L’affaire Silk Road a connu mercredi son dernier rebondissement. Vaste marché noir en ligne permettant, entre autres, d’acquérir des centaines de kilos de drogues, des logiciels destinés à déverrouiller des ordinateurs, voire de recruter des tueurs à gages, le site uniquement accessible par le biais du navigateur Tor et en en connaissant l’adresse, avait été fermé par le FBI en 2013.

Reconnu coupable de sept chefs d’accusation et condamné en 2015 à la prison à vie sans possibilité de libération, Ross William Ulbricht, fondateur et propriétaire de Silk Road, avait alors fait appel de la décision.

Malheureusement pour le « Dread Pirate Roberts », pseudonyme utilisé par M. Ulbricht, la cour d’appel fédérale a confirmé la sentence prise en première instance.

Une enquête remise en question

Pendant leur plaidoirie, les avocats d’Ulbricht ont mis en avant plusieurs aspects de l’enquête qui auraient porté préjudice à leur client. La saisie de son ordinateur personnel et la surveillance de ses comptes Facebook et Gmail ont ainsi été qualifiés d’illégales. Plus inhabituel, l’implication dans l’enquête de deux agents fédéraux condamnés depuis par la justice a donné du grain à moudre à la défense.
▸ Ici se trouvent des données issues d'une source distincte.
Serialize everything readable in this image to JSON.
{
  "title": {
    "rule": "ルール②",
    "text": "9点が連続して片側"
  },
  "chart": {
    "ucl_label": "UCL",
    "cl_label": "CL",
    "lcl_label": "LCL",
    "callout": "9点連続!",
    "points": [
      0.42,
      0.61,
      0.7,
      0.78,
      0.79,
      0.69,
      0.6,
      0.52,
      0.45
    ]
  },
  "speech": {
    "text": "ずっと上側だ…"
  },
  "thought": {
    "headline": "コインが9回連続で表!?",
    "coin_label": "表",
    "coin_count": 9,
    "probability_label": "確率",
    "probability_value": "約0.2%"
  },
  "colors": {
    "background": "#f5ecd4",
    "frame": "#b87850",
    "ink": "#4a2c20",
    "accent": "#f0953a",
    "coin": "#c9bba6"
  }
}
Pour les avocats, les deux hommes auraient pu piéger M. Ulbricht. L’agent des services secrets Shaun Bridges, qui a volé des milliers de dollars en bitcoins aux utilisateurs de Silk Road, d’une part, mais aussi l’enquêteur de lAgence de lutte contre la drogue Carl Mark Force, qui a tenté de faire chanter Ulbricht et lui a même vendu des informations confidentielles sur les avancées de l’enquête. Les deux hommes ont eu accès aux serveurs Silk Road et auraient pu s’en servir pour piéger leur client, affirment-ils.

La cour d’appel a néanmoins rejeté tous les arguments produits par M. Ulbricht, en déclarant en premier lieu que les fouilles menées sur son réseau personnel avaient été effectuées après l’obtention d’un mandat, les rendant ainsi légales selon le 4e amendement de la Constitution, qui protège les citoyens américains contre les fouilles illégales.

Concernant les deux officiers mis en cause, les juges ont statué que « la question pertinente ici, et pour laquelle aucun des arguments d’Ulbricht n’apporte de lumière ou ne soulève un doute, est de savoir si un élément de preuve a été entaché d’une manière ou d’une autre par la conduite de [MM.] Bridges ou Force. Rien dans les divulgations du gouvernement ou dans ce qu’Ulbricht a produit ou identifié dans le dossier ne suggère qu’ils en aient eu la capacité. »

Un verdict qui fait débat

S’ils ont confirmé le verdict pris en première instance, les juges ont également critiqué à demi-mot les lois anti-drogue américaines. « Certaines personnes ne sont pas d’accord sur l’utilité de ces peines sévères pour lutter contre la distribution de substances contrôlées, voire du caractère criminel de leur vente et de leur utilisation. Il est possible que dans le futur nous regardions ces politiques comme de tragiques erreurs et que nous adoptions des méthodes moins punitives et plus efficaces pour réduire les conséquences de l’utilisation de drogue. Cependant, à ce moment de notre histoire, des représentants démocratiquement élus par le peuple ont choisi d’opter pour une politique de prohibition et de sanctions lourdes. »

En 2015, la sévérité de la condamnation à perpétuité pour ce qui est considéré comme un crime non violent avait surpris l’accusé. Le juge statuant sur la recevabilité de son appel, Gérald Lynch, avait déclaré que les témoignages des familles des utilisateurs de Silk Road morts d’overdose avaient fait pencher la balance. La cour d’appel n’a finalement pas tenu compte de cet argument, estimant que des juges fédéraux sont parfaitement capables de mettre de côté leur sympathie pour les victimes et d’évaluer les preuves de manière rationnelle au moment de rendre leur verdict.

Ce verdict tient davantage du symbole. Alors que le procureur n’avait pas requis la prison à perpétuité lors du premier procès, la juge Katherine Forrest avait alors expliqué que la sentence d’Ulbricht était aussi un moyen d’envoyer un message aux potentiels autres barons de la drogue en ligne. Une stratégie payante ? Il n’aura pas fallu attendre longtemps après le démantèlement de Silk Road pour voir apparaître sur la toile Silk Road 2, qui est devenu en moins d’un an un des marchés criminels les plus rentables, générant près de 8 millions de dollars (6,4 millions d’euros) de chiffre d’affaires par mois selon la justice américaine, avant d’être fermé à son tour par le FBI en 2014.